From the moment we are born, we are entitled to the right to live our lives in the way we like, in the way we please. In all the ways our guardians have the right to guide and torch the light to our way. But do they hold the manual to mechanize the major decisions we take? As a word, marriage is not as simple as it looks. When you ride your own car, you are least worried about its maintenance. But if you are rolling in a different car, with every corner turning in, you get worried about every possible risk you could confront. Here, your destination is farther, distant, and uncertain than the former. 

The great Indian marriages are beautifully arranged. The decorated houses, colored functions, rhythmic events, aromatic buffets, and mesmerizing designer clothes, and dazzling jewels. They are incredibly arranged, in the sense, the functions, as well as the bride and groom themselves, are arranged. Many lives, living and dead, have had a beautiful history of love, patience, and tolerance, presented by the wedding knots arranged by their family. The evolution of wedding brokers to matrimonial companies and websites is indeed a promise to Indians who sacrilegiously believe in the sanctity of arranged marriages. 

 A majority of arranged marriages in India are a family business, extremely looking forward to wealth, glory, and name.

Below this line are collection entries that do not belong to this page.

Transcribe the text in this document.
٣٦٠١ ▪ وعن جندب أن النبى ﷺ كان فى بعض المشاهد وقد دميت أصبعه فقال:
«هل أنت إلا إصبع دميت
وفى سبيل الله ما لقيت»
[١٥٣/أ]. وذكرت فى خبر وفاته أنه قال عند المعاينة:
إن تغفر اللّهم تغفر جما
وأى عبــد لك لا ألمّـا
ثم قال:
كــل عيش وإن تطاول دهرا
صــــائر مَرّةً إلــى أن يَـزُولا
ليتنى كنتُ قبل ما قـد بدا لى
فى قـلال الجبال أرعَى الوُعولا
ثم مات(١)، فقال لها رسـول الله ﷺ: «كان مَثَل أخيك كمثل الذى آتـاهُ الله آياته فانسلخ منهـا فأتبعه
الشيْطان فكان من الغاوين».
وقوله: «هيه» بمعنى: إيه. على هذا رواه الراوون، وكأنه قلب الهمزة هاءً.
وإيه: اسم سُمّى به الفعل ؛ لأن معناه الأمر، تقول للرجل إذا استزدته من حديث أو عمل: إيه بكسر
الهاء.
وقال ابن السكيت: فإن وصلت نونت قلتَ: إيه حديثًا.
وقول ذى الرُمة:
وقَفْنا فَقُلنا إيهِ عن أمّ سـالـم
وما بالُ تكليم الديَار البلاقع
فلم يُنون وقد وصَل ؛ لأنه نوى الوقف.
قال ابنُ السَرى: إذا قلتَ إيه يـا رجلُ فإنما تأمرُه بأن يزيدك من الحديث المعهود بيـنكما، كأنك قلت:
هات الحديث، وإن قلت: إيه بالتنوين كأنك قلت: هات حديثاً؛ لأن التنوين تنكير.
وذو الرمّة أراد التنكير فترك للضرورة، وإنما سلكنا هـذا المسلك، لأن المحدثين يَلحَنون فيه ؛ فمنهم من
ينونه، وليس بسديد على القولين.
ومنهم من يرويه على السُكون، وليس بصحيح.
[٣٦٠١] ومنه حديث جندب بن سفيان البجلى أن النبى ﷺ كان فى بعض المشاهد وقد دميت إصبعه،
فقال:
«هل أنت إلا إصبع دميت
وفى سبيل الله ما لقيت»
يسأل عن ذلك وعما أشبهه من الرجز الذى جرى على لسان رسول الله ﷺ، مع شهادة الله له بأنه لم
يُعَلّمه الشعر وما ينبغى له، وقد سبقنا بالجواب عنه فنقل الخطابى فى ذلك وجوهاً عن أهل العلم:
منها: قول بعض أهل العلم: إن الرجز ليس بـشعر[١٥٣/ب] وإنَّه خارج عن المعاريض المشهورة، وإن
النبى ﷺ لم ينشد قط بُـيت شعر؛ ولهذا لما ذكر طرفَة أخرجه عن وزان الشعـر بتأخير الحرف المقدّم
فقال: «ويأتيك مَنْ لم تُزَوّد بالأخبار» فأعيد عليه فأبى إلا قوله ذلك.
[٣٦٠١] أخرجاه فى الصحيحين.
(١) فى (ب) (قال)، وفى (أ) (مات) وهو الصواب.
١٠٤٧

In the age where caste and family reputation replace love and compassion, the concept of marriage just to fit into the institutional definition will not be an astonishment. The concept of arrange marriage derives from the very start of parenthood when the parental conscience shouts out to find a suitable bride or groom for their child. Indian definition for 'suitable' is pretty mercurial.

"Looking for a fair and beautiful bride who can look after husband and his family". Every local newspaper may hold one such sentence in a matrimonial ad. "strictly of the given caste", " slim and fair", "good cook", "homely" are usual tags the groom side uses to describe their dream bride. How bizarre? not yet. "non-feminist", "unemployed", "less educated than the groom" are some of the strangest qualities people want to see in their brides. The degree of degraded minds is not alongside the developing society. While "own a house", "government employee" are the demands the bride side put forward, the need to follow caste and religion will always be the heading to the ad. The personality and wits of a person have turned to rotten qualities in the era, crowned by social hierarchy. 

The need of the hour is not addressing the matrimonial ads. But how these ads are promoting racist, sexist, and casteist ideologies. In cases, where love does not meet, the demands meet. These demands may first appear as qualities later as dowry. 

According to a source, around 80% of the Indian marriages registered till 2015 are arranged. And around 98% of these marriages have dutifully respected the aspect of dowry. Even though dowry is illegal in India, it is exchanged in the name of family reputation, tradition, culture or as in most cases, dowry is obtained as it is labeled as the right of the groom. Even though the 1986 amendment to the Dowry Prohibition Act could not stop the heinous practice that sucks out the air for the brides who are immensely tortured for not paying dowry. Human trafficking legends may fall to their feet, knowing the price on the bride's head. Why wouldn't a girl child be a burden for the families rooted in a patriarchal society branched with the dowry system? 

Atop of all, arranged marriages are viewed to be a successful partnership. A study claims that the credit does not go to the parents but the thousand-year-old stigma that adorns marriage as a heavenly institution that is not to be broken. Men and women tolerate and build the steps of patience to not disrespect their wedding rings or their ancestors. Why wouldn't be the 70% of married Indian women who are subjected to domestic violence including rape are still abiding by the institution named marriage? A good percentage of men who visit brothels are married and a fair amount of Indian men involve in adultery. In the eyes of society, they are well married, highly reputed, and a perfect family man. But what is he to the woman he tied the knot with? 

Historically pointing out, arranged marriages were the only method to marry into the same social strata. People still fight over family disputes caused because of a marriage that allowed the inclusion of a person with a different caste or religion. Love marriages that turn a blind eye towards different castes or religions are often a welcoming call for honor killing. The 400 souls in the last 6 years lost their lives to one wrong decision they made - love marriage. Even though arranged marriage does not shade these murders, it indirectly gets involved because of its mere existence as the 'standard wedding rule'. 

Most of the debates between love and arranged marriage heat up with the point that highlights India's low divorce rate as compared to developed countries like the US and European nations which do not have a way with arranged marriages. "American couples are more likely to divorce than Indian couples because they always fall into love marriages". Well, is it really because of love marriage or is it because they have seen divorce as a right to attain if problems arise in a marriage? "Log kya kahenge'?, isn't this motto that keeps Indians from maintaining such low divorce rates? If marriage is an institution so is divorce. If falling in love is a right, breaking up for good is also a right. This is what most Indians have failed to comprehend or something that they will never try to understand. 

Arranged marriages can be trick or treat. As long as it blooms a family, cherishes it, and flowers forever, it remains a jewel. But when it restricts a human mind and body in attaining the right they are entitled to, they stay as nothing but a law that is unjust to the audience, passed by a court of inhuman morons following a conservative and non-humanistic ideology.